31 Marzo 2025
Innocenzo Cipolletta
Il numero degli associati AIFI ha raggiunto quota 183 nel 2024, includendo soggetti eterogenei per grandezza e attività svolta. Il portafoglio del private equity e venture capital conta quasi 2.400 società, mentre il comparto del private debt ha registrato investimenti in oltre 600 aziende negli ultimi cinque anni. Complessivamente, questo settore occupa più di 850 mila dipendenti.
Il mercato del private capital ha visto una crescita significativa sia a livello internazionale sia in Italia, accompagnata da cambiamenti nei modelli di business. Questi temi sono stati al centro del Convegno annuale AIFI, svoltosi presso Assolombarda con il contributo di KPMG.
“La raccolta di capitali e gli investitori istituzionali sono cambiati nel tempo, mentre a livello internazionale, quelli tradizionali hanno incrementato il peso degli asset alternativi nel proprio portafoglio, e al loro fianco sta ricoprendo un ruolo sempre più importante la ricchezza privata come asset manager e family office, in Italia la raccolta rimane la parte più complicata dell’attività, anche se ci sono alcuni segnali confortanti e le performance del mercato risultano molto positive” - afferma Innocenzo Cipolletta presidente AIFI.
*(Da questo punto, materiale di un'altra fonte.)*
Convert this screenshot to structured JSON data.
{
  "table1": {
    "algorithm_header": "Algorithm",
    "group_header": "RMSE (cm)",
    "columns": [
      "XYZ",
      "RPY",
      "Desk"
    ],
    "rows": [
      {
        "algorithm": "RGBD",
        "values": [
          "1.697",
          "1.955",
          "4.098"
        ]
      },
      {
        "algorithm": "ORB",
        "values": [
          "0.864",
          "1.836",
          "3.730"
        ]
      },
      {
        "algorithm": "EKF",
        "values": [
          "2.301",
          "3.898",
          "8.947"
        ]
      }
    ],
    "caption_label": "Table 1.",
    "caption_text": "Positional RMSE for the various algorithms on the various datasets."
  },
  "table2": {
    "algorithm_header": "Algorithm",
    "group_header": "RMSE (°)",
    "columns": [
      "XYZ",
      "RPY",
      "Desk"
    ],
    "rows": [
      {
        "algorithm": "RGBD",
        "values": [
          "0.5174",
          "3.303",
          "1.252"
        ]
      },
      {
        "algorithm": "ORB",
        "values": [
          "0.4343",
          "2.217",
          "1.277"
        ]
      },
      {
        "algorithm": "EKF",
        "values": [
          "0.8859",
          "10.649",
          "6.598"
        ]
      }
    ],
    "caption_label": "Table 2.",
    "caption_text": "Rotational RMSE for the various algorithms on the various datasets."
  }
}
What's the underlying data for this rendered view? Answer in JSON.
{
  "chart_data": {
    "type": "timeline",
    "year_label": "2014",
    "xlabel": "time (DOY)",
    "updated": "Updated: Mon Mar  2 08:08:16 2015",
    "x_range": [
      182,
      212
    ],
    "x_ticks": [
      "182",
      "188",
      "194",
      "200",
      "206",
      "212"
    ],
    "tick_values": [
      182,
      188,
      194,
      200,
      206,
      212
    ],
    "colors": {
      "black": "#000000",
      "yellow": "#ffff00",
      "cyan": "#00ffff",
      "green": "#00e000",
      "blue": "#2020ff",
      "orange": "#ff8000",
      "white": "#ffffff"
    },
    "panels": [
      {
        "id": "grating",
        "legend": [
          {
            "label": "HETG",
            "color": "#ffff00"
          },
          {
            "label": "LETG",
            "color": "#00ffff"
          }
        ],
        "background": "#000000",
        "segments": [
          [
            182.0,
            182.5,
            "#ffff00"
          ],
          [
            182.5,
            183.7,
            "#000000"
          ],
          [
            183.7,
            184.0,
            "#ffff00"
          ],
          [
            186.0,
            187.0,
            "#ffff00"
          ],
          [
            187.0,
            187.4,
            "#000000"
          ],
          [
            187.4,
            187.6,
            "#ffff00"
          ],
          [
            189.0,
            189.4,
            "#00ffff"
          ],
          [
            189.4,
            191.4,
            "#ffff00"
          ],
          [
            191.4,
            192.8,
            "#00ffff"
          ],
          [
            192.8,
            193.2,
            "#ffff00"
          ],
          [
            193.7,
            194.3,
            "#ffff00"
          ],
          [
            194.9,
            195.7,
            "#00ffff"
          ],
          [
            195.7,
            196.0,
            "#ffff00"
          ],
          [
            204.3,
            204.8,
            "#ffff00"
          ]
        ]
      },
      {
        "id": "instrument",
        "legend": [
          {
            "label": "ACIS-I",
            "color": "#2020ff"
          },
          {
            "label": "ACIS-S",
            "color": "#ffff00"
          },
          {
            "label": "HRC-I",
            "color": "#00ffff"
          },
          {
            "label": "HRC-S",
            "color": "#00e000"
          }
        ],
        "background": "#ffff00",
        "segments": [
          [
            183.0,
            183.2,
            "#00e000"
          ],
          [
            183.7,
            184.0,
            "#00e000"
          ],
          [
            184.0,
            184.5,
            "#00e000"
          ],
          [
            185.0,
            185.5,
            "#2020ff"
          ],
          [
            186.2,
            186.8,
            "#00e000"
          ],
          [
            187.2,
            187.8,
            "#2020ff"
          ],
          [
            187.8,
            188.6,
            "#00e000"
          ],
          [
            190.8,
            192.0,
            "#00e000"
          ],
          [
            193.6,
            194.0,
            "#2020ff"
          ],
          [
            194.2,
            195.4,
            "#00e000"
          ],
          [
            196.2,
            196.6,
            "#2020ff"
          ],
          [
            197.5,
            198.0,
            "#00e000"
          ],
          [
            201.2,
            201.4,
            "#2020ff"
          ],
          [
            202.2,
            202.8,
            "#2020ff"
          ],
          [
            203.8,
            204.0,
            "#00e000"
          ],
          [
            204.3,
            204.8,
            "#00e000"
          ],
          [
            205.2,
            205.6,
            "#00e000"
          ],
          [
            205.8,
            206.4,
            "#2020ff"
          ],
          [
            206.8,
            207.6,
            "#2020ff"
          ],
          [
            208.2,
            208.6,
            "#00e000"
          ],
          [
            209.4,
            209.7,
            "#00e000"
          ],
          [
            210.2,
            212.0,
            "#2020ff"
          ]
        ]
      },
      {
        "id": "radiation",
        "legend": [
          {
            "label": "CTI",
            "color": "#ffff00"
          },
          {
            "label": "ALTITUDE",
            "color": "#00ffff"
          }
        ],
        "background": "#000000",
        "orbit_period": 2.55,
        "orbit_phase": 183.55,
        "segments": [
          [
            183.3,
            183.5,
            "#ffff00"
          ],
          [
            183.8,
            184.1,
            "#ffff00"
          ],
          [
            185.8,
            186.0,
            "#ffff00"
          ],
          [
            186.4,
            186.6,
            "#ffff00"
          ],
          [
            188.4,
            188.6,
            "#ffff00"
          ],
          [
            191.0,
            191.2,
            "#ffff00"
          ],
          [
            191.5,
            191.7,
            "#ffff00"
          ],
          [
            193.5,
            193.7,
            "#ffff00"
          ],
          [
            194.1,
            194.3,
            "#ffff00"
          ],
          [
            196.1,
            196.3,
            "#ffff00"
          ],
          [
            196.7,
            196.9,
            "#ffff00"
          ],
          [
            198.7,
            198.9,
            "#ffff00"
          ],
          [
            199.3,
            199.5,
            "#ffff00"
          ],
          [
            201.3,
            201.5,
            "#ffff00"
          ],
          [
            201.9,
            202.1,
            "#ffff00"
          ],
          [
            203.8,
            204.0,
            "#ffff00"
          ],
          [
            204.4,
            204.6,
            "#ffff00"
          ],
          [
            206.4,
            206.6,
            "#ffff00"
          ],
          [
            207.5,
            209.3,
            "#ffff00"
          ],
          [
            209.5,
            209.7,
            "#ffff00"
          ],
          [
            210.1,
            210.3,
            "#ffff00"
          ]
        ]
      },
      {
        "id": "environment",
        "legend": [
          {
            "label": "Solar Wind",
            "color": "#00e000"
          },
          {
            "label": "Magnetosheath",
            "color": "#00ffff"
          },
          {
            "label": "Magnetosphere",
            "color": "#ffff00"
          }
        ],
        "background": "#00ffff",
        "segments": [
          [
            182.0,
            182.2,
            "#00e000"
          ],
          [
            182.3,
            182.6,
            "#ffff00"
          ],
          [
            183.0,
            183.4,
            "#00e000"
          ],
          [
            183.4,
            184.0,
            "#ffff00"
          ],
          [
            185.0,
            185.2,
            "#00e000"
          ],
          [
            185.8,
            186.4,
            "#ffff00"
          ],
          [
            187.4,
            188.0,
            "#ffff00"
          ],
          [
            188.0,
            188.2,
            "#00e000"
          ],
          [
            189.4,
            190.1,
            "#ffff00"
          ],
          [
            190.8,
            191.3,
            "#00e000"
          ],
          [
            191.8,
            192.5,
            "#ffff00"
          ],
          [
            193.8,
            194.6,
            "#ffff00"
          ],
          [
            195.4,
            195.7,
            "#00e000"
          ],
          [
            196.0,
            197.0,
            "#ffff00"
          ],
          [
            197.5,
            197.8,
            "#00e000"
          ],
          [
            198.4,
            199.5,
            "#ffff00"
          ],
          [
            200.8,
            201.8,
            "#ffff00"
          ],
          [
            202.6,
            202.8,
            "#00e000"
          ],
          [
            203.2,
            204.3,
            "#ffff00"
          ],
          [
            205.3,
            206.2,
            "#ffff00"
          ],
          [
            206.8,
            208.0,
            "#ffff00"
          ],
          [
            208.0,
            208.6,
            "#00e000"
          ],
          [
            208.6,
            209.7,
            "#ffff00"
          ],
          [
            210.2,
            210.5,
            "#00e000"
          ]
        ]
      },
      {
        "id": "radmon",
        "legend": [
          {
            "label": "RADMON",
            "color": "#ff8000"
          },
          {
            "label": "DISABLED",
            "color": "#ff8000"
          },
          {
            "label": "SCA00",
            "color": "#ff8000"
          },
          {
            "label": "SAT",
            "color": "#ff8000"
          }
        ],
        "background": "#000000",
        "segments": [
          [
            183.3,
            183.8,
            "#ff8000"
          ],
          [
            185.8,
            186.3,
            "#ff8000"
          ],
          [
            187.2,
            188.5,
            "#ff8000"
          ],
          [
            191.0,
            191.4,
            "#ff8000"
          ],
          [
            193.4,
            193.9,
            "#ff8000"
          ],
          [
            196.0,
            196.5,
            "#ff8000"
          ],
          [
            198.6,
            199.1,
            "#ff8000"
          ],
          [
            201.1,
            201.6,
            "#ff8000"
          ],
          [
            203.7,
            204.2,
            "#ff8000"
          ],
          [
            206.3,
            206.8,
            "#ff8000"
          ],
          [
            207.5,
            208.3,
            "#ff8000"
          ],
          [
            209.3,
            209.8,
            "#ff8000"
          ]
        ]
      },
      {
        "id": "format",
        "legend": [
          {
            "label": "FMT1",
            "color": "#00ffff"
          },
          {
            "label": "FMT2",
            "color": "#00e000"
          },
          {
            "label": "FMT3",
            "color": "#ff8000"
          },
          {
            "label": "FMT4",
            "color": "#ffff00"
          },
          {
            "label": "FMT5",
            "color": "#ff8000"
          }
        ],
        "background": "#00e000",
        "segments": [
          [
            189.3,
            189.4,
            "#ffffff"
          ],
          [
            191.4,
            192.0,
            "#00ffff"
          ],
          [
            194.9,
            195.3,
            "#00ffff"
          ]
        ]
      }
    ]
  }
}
Nel mercato italiano, 24 operatori di private equity e venture capital adottano un focus tematico, con la metà concentrata sulla tecnologia. Inoltre, 15 operatori hanno ampliato le asset class offerte, trasformandosi in piattaforme multi-asset. Sempre più asset manager includono investimenti alternativi nelle loro strategie.
A livello internazionale, i cinque maggiori fondi di private equity tra il 2022 e il 2024 hanno raccolto oltre 100 miliardi di euro, con gestori americani che superano i 100 miliardi di dollari in asset. In Italia, invece, gli operatori gestiscono importi più contenuti: oltre la metà ha meno di 200 milioni di euro in gestione.
“Nel 2024, a livello globale, inflazione e tassi d’interesse sono diminuiti, creando condizioni più favorevoli al mercato M&A – commenta Stefano Cervo, Partner KPMG, Head of Private Equity. Nel Private Equity i valori degli investimenti e degli exit sono aumentati e sono tornati i mega-deal. Gli exit restano comunque ai livelli più bassi del decennio, creando pressioni sulle distribuzioni agli investitori. Nonostante l’attuale incertezza macroeconomica e geopolitica, la liquidità disponibile ed il numero di asset in portafoglio degli operatori che dovrà arrivare sul mercato ci rendono moderatamente ottimisti anche per il 2025”.
In Italia, i private equity domestici chiudono operazioni più piccole, con una media di 16 milioni di euro, rivolgendosi a Pmi familiari in crescita. Gli operatori internazionali investono mediamente 55 milioni per operazione, con notevoli differenze: gli americani raggiungono i 104 milioni, gli anglosassoni 84 milioni, mentre i francesi si focalizzano sul mid market con 32 milioni. Le operazioni di venture capital hanno una media di due milioni, mentre quelle infrastrutturali si attestano a 175 milioni.
Nel private debt, gli investimenti medi sono di otto milioni per gli operatori domestici e di 40 milioni per gli internazionali. Anna Gervasoni, direttore generale AIFI, sottolinea che questa eterogeneità di attività e dimensioni è fondamentale per rispondere alle esigenze del tessuto industriale italiano.